Death is real. You may wonder about many phenomena how seriously you should take them, how much reality value they still have, but death is unadulteratedly real. Threat of death is therefore serious. Religions – and some religious people sometimes forget this – regard beating to death as a taboo. There is even a biblical commandment that forbids killing, it ranks fifth in the Ten Commandments.

A petition came whirling by that I took to be a petition against death threats. Petitions always come along and then people don’t automatically feel like speaking out in favor of one and against the other, for this, against that, but you could take this petition as a simple plea not to want to beat each other to death. So I signed.

I understood that something had happened to a poem. A writer was supposed to write a poem for children because of the Children’s Book Week, concerned citizens were concerned about themes in his earlier work, he was threatened with death and now he is not writing the poem. Concerned citizens, including fashion models and conservative Christians, had rejoiced that good had prevailed through those death threats. But as an observer you were left with two loose ends.

The first loose end was death. About that later. The second loose end was reality, since defenders of the writer argued most loudly that you should view his work separately from it. A story is fiction, they said, and a novel is not real. To me this seemed like a poor defense of literature – because why the hell would anyone ever write or read a story if it has nothing to do with reality?

The main editorial comment NRC said something interesting in this regard. “In 2023, fiction is read less and less, and apparently less and less understood.” This was primarily about literature, but if you wanted, you could read a time analysis in it, a sincere observation of a new relationship between fiction and reality. A new situation that not only calls for more literature education, but also for learning to read the world around us.

Because you can blame people for not understanding fiction. But you can also look more broadly and conclude that the phenomenon of fiction has indeed become incomprehensible. “AI-created faces now look more real than real photos”psychologist Manos Tsakiris recently wrote on the site The Conversation. He referred to an earlier article he wrote in the magazine iSciencewith the ominous title ‘On the Realness of People Who Do Not Exist‘. On the authenticity of people who do not exist: the social effects of artificial faces.

Yes, fiction is less understood. People can no longer distinguish artificially generated photos, videos and texts from photos, videos and texts made by humans. On social media, in marketing and political propaganda, non-existent people are used to influence existing people.
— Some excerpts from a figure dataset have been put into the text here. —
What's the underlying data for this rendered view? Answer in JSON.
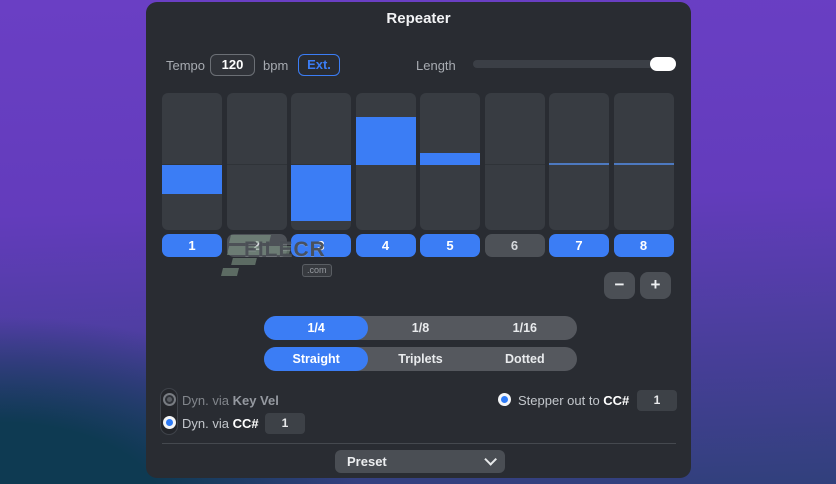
{
  "app": {
    "title": "Repeater"
  },
  "colors": {
    "accent": "#3b7df5",
    "panel": "#292c32",
    "step_bg": "#383c42",
    "inactive": "#4d5157",
    "zero_line": "#4d79c0"
  },
  "tempo": {
    "label": "Tempo",
    "value": "120",
    "unit": "bpm",
    "ext_label": "Ext."
  },
  "length": {
    "label": "Length",
    "value_percent": 100
  },
  "steps": {
    "items": [
      {
        "n": "1",
        "on": true,
        "value": -0.45
      },
      {
        "n": "2",
        "on": false,
        "value": 0
      },
      {
        "n": "3",
        "on": true,
        "value": -0.86
      },
      {
        "n": "4",
        "on": true,
        "value": 0.74
      },
      {
        "n": "5",
        "on": true,
        "value": 0.18
      },
      {
        "n": "6",
        "on": false,
        "value": 0
      },
      {
        "n": "7",
        "on": true,
        "value": 0
      },
      {
        "n": "8",
        "on": true,
        "value": 0
      }
    ]
  },
  "stepper_controls": {
    "minus_label": "−",
    "plus_label": "+"
  },
  "rate": {
    "options": [
      "1/4",
      "1/8",
      "1/16"
    ],
    "selected": "1/4"
  },
  "feel": {
    "options": [
      "Straight",
      "Triplets",
      "Dotted"
    ],
    "selected": "Straight"
  },
  "dynamics": {
    "key_vel": {
      "prefix": "Dyn. via ",
      "bold": "Key Vel",
      "selected": false
    },
    "cc": {
      "prefix": "Dyn. via ",
      "bold": "CC#",
      "value": "1",
      "selected": true
    }
  },
  "stepper_out": {
    "prefix": "Stepper out to ",
    "bold": "CC#",
    "value": "1",
    "selected": true
  },
  "preset": {
    "label": "Preset"
  },
  "watermark": {
    "text": "FILECR",
    "suffix": ".com"
  }
}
Real people adapt their behavior to fictional reality and become insecure as soon as they discover its artificiality.

Fiction does not lose ground, fiction is everywhere. Much of the online content,’content‘, is not made to impart knowledge, but to make money; fake websites, too click farms lure you with fake content and then show you ads for stuff that doesn’t actually exist, so you keep clicking. This way you can read on without ever encountering anything real along the way. This is the new relationship between fiction and reality: you can hardly distinguish what texts and images refer to.

Defense of literature as fiction is therefore pointless and barren at the moment. A literary work is much more firmly rooted in reality than one clickfarm. It is therefore not the falseness of literature that we as citizens must learn to understand, but the falseness of the artificially created world. And the real of the existing world of which death is the anchor and about which the literature tells us.

Threats of death belong to the fictional world in which people can no longer distinguish between appearance and essence. It’s folksy. A show of bewildered citizens who have lost their grip on reality and who have to learn to see again that death is real. That it’s serious. That you don’t threaten it.

To regain control of life, everyone should therefore sign a petition against death threats: fashion models and conservative believers in the lead. Out of respect for existence.

Max February is a lawyer and writer, www.maximfebruari.nl.